Brief aan de Tweede Kamer over de veiligheid van de luchthaven van Bonaire

Bij uw brief van 27 maart jl. bracht u het verzoek van het lid Van Gent over om geïnformeerd te worden over de veiligheid van de luchthaven van Bonaire en de mogelijke malversaties bij aanleg daarvan. Ook wordt gevraagd om toezending van het volledige, in opdracht van het ministerie van Verkeer en Waterstaat opgestelde rapport over de stand van zaken van de luchtvaart op de BES-eilanden. Hieronder ga ik in op deze vragen. Ik zend u deze informatie mede namens de minister van Verkeer en Waterstaat.

Investeringen in de luchthaven

De Algemene Rekenkamer Nederlandse Antillen (ARNA) heeft, zoals u bekend is, in maart 2007 een rapport uitgebracht over de investeringen in de luchthaven van het eilandgebied Bonaire in de periode 2000 t/m 2004. De door de ARNA onderzochte investeringen betreffen de verlenging van de start- en landingsbaan, de platforms, de vertrekhal en de fuel facilities. Uit het rapport van de ARNA blijkt dat het eilandgebied voor de investeringen verschillende financiële bronnen heeft aangewend. De verlenging van de start- en landingsbaan en de fuel facilities zijn (deels via overheidsnv’s waarvan het eilandgebied aandeelhouder is) door het eilandgebied Bonaire gefinancierd. Voor de platforms en de vertrekhal heeft Nederland middelen beschikbaar gesteld uit de Nederlandse ontwikkelingsfondsen. Uit het rapport blijkt dat het eilandgebied Bonaire opdrachtgever was en uiteindelijk verantwoordelijk voor de gehele investering. De ARNA concludeert dat de investeringen in de platforms en de vertrekhal, tot aan het bedrag dat extern (door Nederland) beschikbaar is gesteld, rechtmatig zijn. Ze concludeert ook dat er een redelijke mate van zekerheid is ten aanzien van de doelmatigheid van deze bestedingen. De rechtmatigheid en doelmatigheid van de – door Bonaire zelf gefinancierde – investeringen in de start- en landingsbaan en fuel faciliteis kan de ARNA niet vaststellen.

Mijn conclusie is dat er geen malversatie van Nederlandse middelen heeft plaatsgevonden. Of er malversatie van Bonaireaanse middelen heeft plaatsgevonden, kan op basis van het ARNA-rapport niet worden vastgesteld. Wel stelt het rapport dat de ordelijkheid en controleerbaarheid binnen het eilandgebied volstrekt onvoldoende waren en daarmee werd ingedruist tegen de principes van goed financieel beheer.

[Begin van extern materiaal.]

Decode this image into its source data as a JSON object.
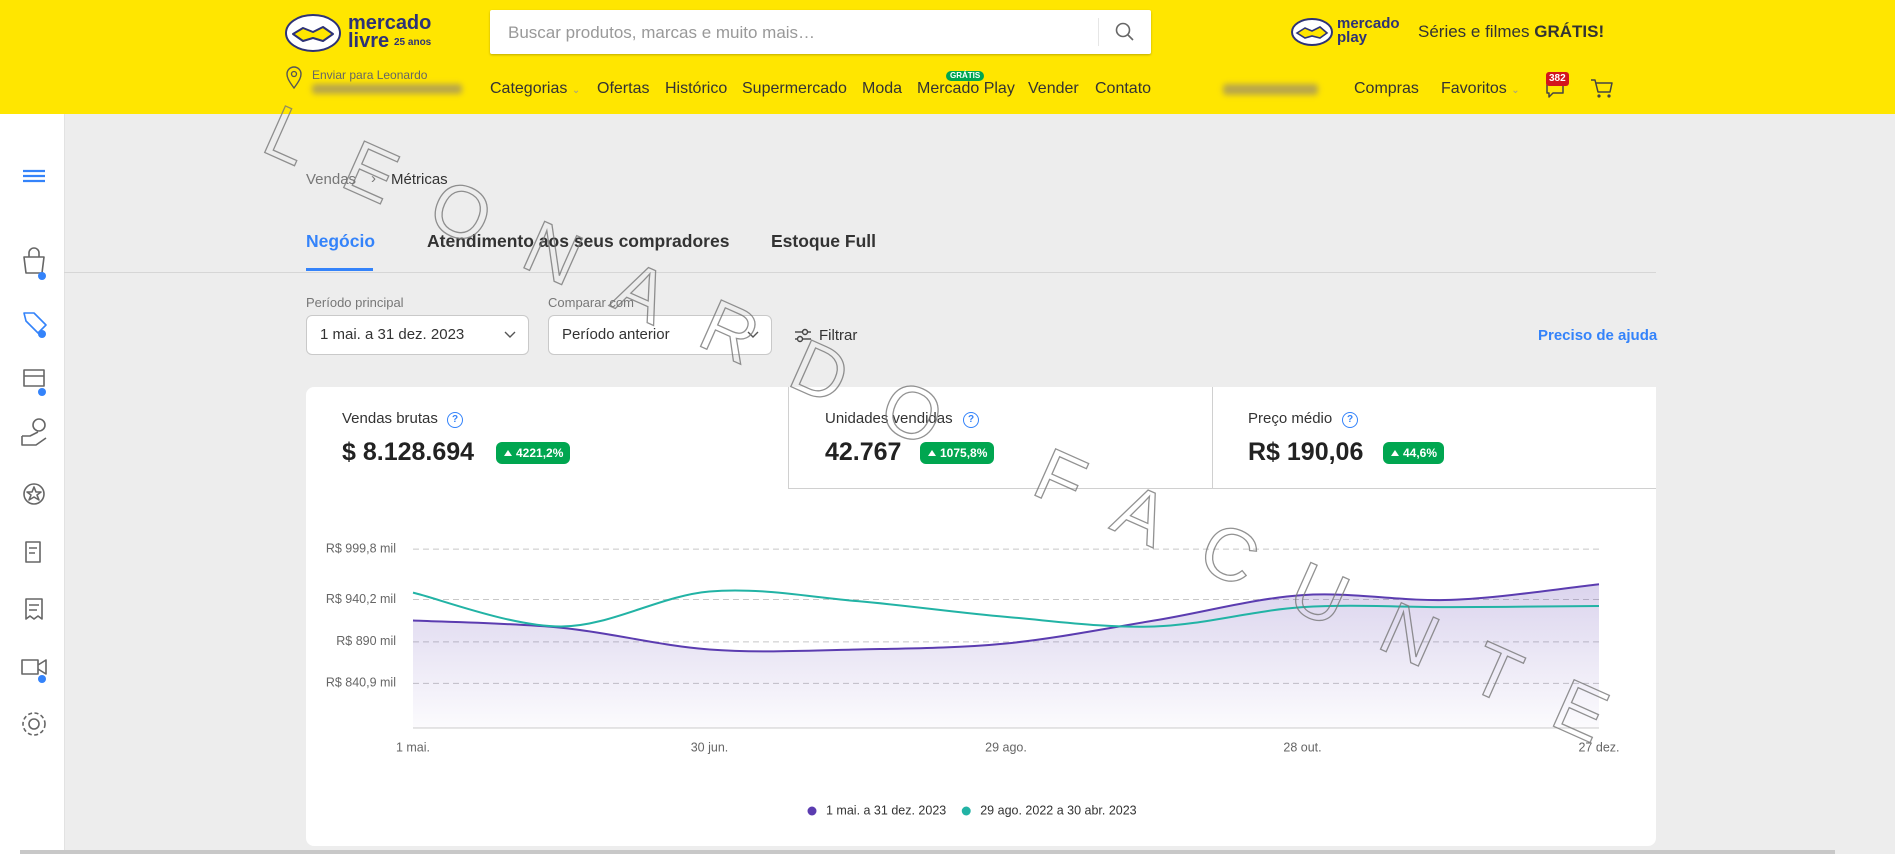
{
  "header": {
    "logo_line1": "mercado",
    "logo_line2": "livre",
    "logo_badge": "25 anos",
    "search_placeholder": "Buscar produtos, marcas e muito mais…",
    "play_logo_line1": "mercado",
    "play_logo_line2": "play",
    "promo_text": "Séries e filmes",
    "promo_emphasis": "GRÁTIS!",
    "delivery_label": "Enviar para Leonardo",
    "nav": [
      "Categorias",
      "Ofertas",
      "Histórico",
      "Supermercado",
      "Moda",
      "Mercado Play",
      "Vender",
      "Contato"
    ],
    "nav_badge": "GRÁTIS",
    "account_links": [
      "Compras",
      "Favoritos"
    ],
    "notification_count": "382"
  },
  "breadcrumb": [
    "Vendas",
    "Métricas"
  ],
  "tabs": [
    "Negócio",
    "Atendimento aos seus compradores",
    "Estoque Full"
  ],
  "filters": {
    "main_period_label": "Período principal",
    "main_period_value": "1 mai. a 31 dez. 2023",
    "compare_label": "Comparar com",
    "compare_value": "Período anterior",
    "filter_button": "Filtrar",
    "help_link": "Preciso de ajuda"
  },
  "metrics": [
    {
      "label": "Vendas brutas",
      "value": "$ 8.128.694",
      "change": "4221,2%"
    },
    {
      "label": "Unidades vendidas",
      "value": "42.767",
      "change": "1075,8%"
    },
    {
      "label": "Preço médio",
      "value": "R$ 190,06",
      "change": "44,6%"
    }
  ],
  "chart_data": {
    "type": "line",
    "categories": [
      "1 mai.",
      null,
      "30 jun.",
      null,
      "29 ago.",
      null,
      "28 out.",
      null,
      "27 dez."
    ],
    "series": [
      {
        "name": "1 mai. a 31 dez. 2023",
        "color": "#5b3cb0",
        "values": [
          915.3,
          906.7,
          881.0,
          881.0,
          888.1,
          915.3,
          945.4,
          939.7,
          958.3
        ]
      },
      {
        "name": "29 ago. 2022 a 30 abr. 2023",
        "color": "#22b3a5",
        "values": [
          948.3,
          908.2,
          949.7,
          938.2,
          919.6,
          908.2,
          931.1,
          931.1,
          932.5
        ]
      }
    ],
    "ylim": [
      788,
      1000
    ],
    "yticks": [
      {
        "value": 840.9,
        "label": "R$ 840,9 mil"
      },
      {
        "value": 890,
        "label": "R$ 890 mil"
      },
      {
        "value": 940.2,
        "label": "R$ 940,2 mil"
      },
      {
        "value": 999.8,
        "label": "R$ 999,8 mil"
      }
    ],
    "grid": true
  },
  "watermark": "LEONARDO FACUNTE"
}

Juist in dit verband is het goed om te realiseren dat per 1 december 2007 op Bonaire evenals de eilandgebieden Saba en Sint Eustatius sprake is van financieel toezicht. Dit betekent dat belangrijke financiële beslissingen slechts met medewerking van het College Financieel Toezicht tot stand kunnen komen. De toezichthoudende taken van het College richten zich op de totstandkoming van de begroting, de uitvoering van de begroting, de daadwerkelijke verplichtingen en betalingen en de verantwoording en het financieel beheer. In de nieuwe staatkundige situatie zal het financieel toezicht worden gehandhaafd.

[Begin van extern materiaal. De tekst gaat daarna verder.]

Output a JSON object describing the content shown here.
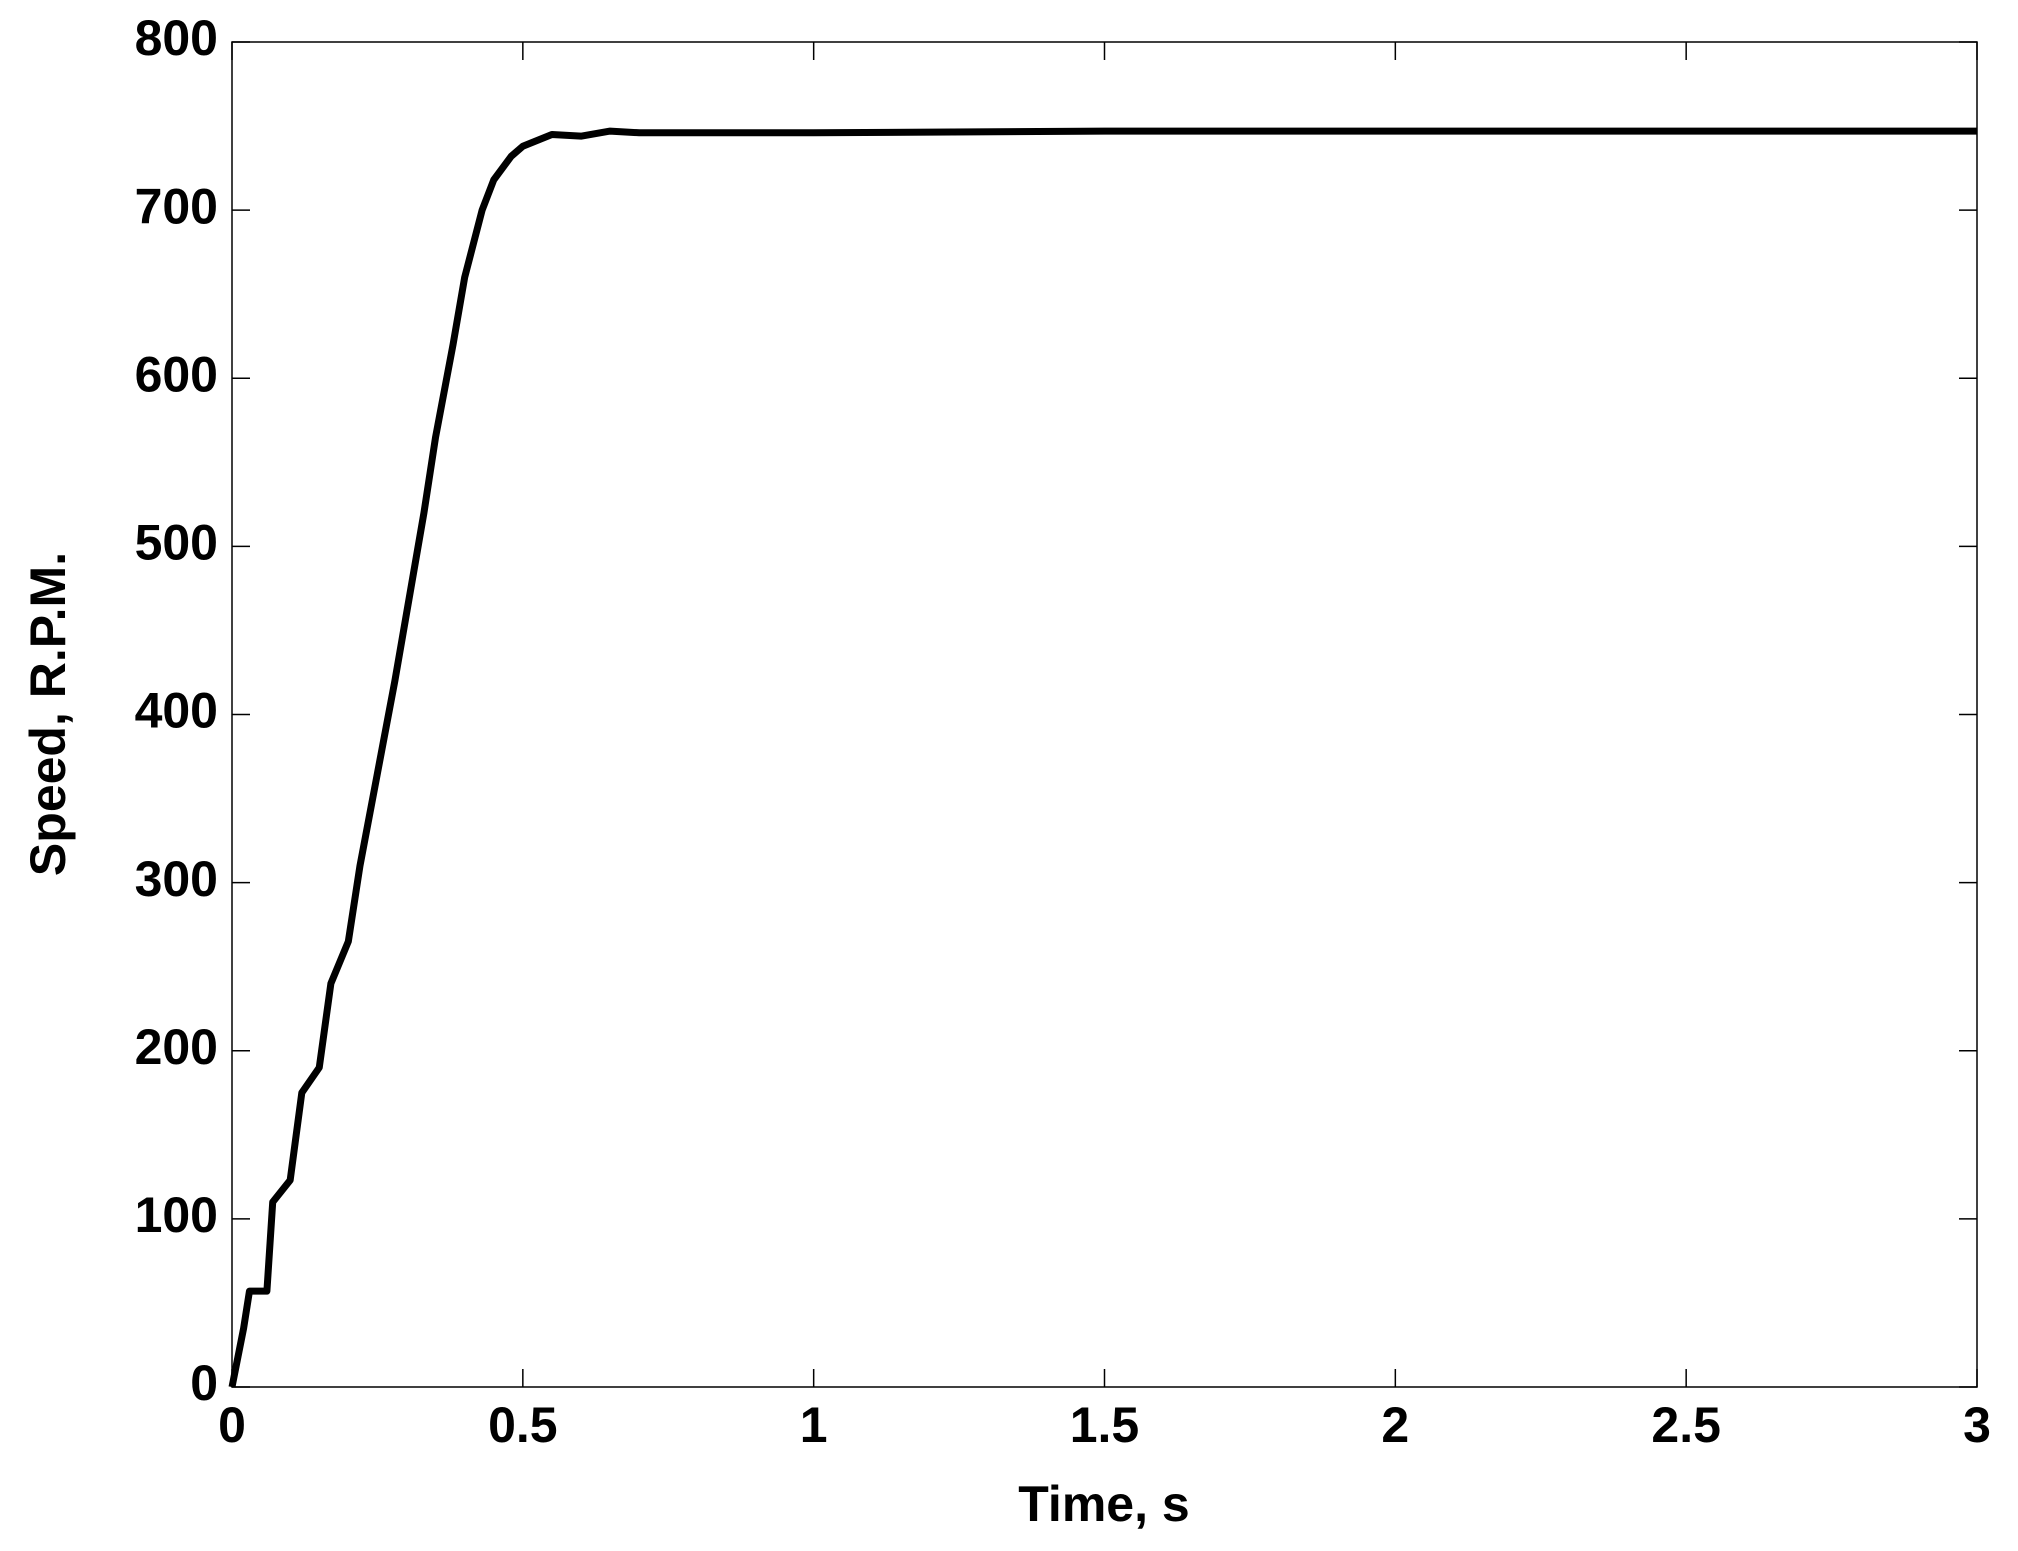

Veiligheid van de luchthaven

De veiligheid van de luchtvaart en luchthavens van de Nederlandse Antillen, waaronder het eiland Bonaire, is een landsverantwoordelijkheid en valt daarmee onder de verantwoordelijkheid van de Minister van Verkeer en Vervoer van de Nederlandse Antillen.
In het kader van de toekomstige verantwoordelijkheid van de Minister van Verkeer en Waterstaat voor de BES-eilanden, heeft het ministerie van Verkeer en Waterstaat een onafhankelijk onderzoek door de Netherlands Airport Consultants (NACO) laten uitvoeren naar de “bestaande situatie van de luchthavens en aanverwante zaken op de eilanden Bonaire, Sint Eustatius en Saba”. NACO gaat in het rapport in op verschillende aspecten van de luchtvaart, waaronder de luchtvaartveiligheid. Het rapport wijst met betrekking tot de situatie op de luchthaven van Bonaire op belangrijke tekortkomingen en mogelijke risico’s die daaruit voortvloeien. Het rapport noemt als belangrijkste problemen:

  • de staat van de start- en landingsbaan
  • het niveau van de vliegtuigbrandbestrijding
  • dimensies van veiligheidsgebieden rond de baan
  • het ontbreken van middelen om grotere vliegtuigen te verslepen

In het rapport staat ook dat het management van de luchthaven zich bewust is van deze tekortkomingen en de risico’s, daar voortvarend mee bezig is, maar dat de (substantiële) financiële middelen ontbreken om de grote samenhangende problemen aan te pakken. Tegelijk geeft het management aan dat de inrichting en uitrusting van de luchthaven grotendeels aan de internationale (ICAO) vereisten voldoet.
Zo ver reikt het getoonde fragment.